Welcome to Song of the Day, where we hip you to all the new local releases you should be caring about. By highlighting one new North Texas-sprung tune every week day, our hope is that you’ll find something new to love about the rich and abundant DFW music scene five days a week.
The Unlikely Candidates – “Bells”
RIYL: Keeping their heads ringing.
What else you should know: There are so many bells in the lives of Fort Worth’s greatest living pop band that it’s hard to pinpoint to which ones the title of the band’s latest single refers.
Might it be a reference to the group’s participation in Taco Bell’s Feed the Beat program this summer? Maybe it’s a pat on their own backs for previous single “The Ringer” closing in on three million plays on Spotify – y’know, because bells ring. (Yeah, that might be a stretch.) And then there’s the fact that the band did play at the Denton venue BackYard on Bell earlier this month. In fact, another time this year, whilst on tour, they played with a band up in Hershey, Pennsylvania, that called Bells.
See?
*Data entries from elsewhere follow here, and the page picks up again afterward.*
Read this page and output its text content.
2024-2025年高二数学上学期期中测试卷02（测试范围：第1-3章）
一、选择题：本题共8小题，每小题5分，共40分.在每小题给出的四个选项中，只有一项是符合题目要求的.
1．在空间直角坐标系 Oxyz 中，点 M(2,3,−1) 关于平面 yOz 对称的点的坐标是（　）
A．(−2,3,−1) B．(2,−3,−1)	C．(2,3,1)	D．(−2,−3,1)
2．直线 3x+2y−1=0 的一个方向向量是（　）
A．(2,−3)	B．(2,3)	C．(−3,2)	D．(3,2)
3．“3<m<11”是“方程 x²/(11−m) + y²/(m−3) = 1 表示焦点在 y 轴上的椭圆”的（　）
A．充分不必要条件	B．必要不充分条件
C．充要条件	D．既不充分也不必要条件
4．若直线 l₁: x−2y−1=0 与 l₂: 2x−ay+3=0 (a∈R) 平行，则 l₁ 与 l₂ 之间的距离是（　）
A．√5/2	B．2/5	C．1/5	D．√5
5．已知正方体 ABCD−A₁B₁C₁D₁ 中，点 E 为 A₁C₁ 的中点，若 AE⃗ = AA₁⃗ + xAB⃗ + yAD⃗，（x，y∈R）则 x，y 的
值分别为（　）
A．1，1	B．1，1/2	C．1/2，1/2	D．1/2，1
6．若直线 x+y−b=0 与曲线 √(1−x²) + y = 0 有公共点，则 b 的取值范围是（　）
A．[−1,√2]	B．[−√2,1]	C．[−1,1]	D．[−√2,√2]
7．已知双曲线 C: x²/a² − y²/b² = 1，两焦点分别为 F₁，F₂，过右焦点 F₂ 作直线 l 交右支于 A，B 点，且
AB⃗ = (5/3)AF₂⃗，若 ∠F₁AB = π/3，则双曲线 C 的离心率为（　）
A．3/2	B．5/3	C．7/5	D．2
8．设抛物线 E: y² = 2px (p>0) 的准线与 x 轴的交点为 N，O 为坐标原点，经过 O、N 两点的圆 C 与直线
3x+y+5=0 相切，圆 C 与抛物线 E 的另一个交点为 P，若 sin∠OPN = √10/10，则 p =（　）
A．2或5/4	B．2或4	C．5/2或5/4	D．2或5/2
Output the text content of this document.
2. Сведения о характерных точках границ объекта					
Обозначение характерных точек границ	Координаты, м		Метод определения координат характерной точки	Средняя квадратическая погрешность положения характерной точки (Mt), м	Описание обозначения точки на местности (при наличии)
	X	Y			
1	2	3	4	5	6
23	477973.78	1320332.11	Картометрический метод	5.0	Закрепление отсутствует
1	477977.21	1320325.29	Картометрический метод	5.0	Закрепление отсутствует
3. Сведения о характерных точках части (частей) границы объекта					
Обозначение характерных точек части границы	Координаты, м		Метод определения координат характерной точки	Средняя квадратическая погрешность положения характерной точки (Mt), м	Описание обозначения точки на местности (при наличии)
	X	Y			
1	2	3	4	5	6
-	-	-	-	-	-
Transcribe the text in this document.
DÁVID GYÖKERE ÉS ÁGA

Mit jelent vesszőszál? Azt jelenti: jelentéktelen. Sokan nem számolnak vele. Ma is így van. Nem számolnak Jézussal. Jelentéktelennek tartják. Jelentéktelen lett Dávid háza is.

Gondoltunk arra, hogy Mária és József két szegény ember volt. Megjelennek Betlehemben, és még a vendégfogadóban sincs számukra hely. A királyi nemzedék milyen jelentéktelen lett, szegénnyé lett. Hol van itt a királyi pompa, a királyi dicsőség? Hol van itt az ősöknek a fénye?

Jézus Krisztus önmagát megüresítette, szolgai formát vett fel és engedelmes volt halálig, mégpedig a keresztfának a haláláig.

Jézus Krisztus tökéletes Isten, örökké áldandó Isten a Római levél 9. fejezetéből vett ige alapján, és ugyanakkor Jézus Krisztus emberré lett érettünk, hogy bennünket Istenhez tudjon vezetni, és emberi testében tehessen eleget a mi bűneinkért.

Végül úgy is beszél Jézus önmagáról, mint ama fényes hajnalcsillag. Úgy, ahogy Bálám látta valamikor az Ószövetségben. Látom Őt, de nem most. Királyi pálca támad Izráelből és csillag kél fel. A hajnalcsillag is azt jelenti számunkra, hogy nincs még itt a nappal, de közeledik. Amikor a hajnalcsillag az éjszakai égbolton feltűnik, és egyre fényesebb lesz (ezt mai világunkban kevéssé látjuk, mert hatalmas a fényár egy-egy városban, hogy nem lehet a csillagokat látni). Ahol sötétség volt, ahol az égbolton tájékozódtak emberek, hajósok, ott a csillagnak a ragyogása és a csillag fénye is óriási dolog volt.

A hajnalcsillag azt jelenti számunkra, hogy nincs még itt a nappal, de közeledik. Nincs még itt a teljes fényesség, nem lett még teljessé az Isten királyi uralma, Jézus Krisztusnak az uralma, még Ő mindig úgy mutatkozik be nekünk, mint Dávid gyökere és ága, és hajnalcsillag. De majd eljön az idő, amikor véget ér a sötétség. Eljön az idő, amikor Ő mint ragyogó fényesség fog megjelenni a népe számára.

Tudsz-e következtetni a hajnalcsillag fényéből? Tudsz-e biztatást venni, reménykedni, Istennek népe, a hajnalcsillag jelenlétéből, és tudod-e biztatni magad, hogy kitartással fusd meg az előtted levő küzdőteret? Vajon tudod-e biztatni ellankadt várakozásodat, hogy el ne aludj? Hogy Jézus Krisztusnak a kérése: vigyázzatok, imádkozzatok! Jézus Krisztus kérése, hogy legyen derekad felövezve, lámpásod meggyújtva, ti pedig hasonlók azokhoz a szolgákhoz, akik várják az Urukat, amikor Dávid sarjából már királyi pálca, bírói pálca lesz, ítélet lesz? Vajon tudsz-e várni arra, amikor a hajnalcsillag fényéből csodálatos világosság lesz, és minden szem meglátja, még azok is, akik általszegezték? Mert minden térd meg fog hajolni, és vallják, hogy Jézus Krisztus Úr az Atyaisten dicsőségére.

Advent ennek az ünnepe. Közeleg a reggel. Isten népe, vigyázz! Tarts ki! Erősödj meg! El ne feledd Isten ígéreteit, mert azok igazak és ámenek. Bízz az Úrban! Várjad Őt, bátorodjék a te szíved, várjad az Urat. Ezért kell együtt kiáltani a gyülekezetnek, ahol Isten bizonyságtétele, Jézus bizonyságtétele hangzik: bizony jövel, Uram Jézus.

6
So many bells!
Of course, another clue might come from the song’s debut, which first came during a recent Thursday Night Football broadcast on the NFL Network of a game between between the Indianapolis Colts and the New England Patriots. And you just know that both of those teams would love to pull off a trade for Pittsburgh Steelers running back Le’Veon Bell too, huh?
Maybe, though, the inspiration is as obvious as the tubular bells employed throughout the song for haunting effect — a move rarely used this side of Smashing Pumpkins. In this case, it does seem as if the song’s narrator is the one for whom those bells toll. Or so the following lyrics would imply: “We’re going down, six underground / Those bells are ringing, ringing loud.”
Says TUC’s Kyle Morris in a recent interview: “‘Bells’ is the ballad of the dammed. It’s about how pain, shame, and the law of man are all things of this world that are stripped away in the light of the last real truth. That we must all meet Death as a friend or foe… naked, alone, and carrying all that we have done in this life.”
Hey, that’s pretty dark stuff! But not at the expense of losing its big, triumphant pop song appeal. Because, listen, that’s just not the TUC way.
In other words? This song might be about facing one’s mortality, but it’ll probably end up in the next Madden game without raising an eyebrow.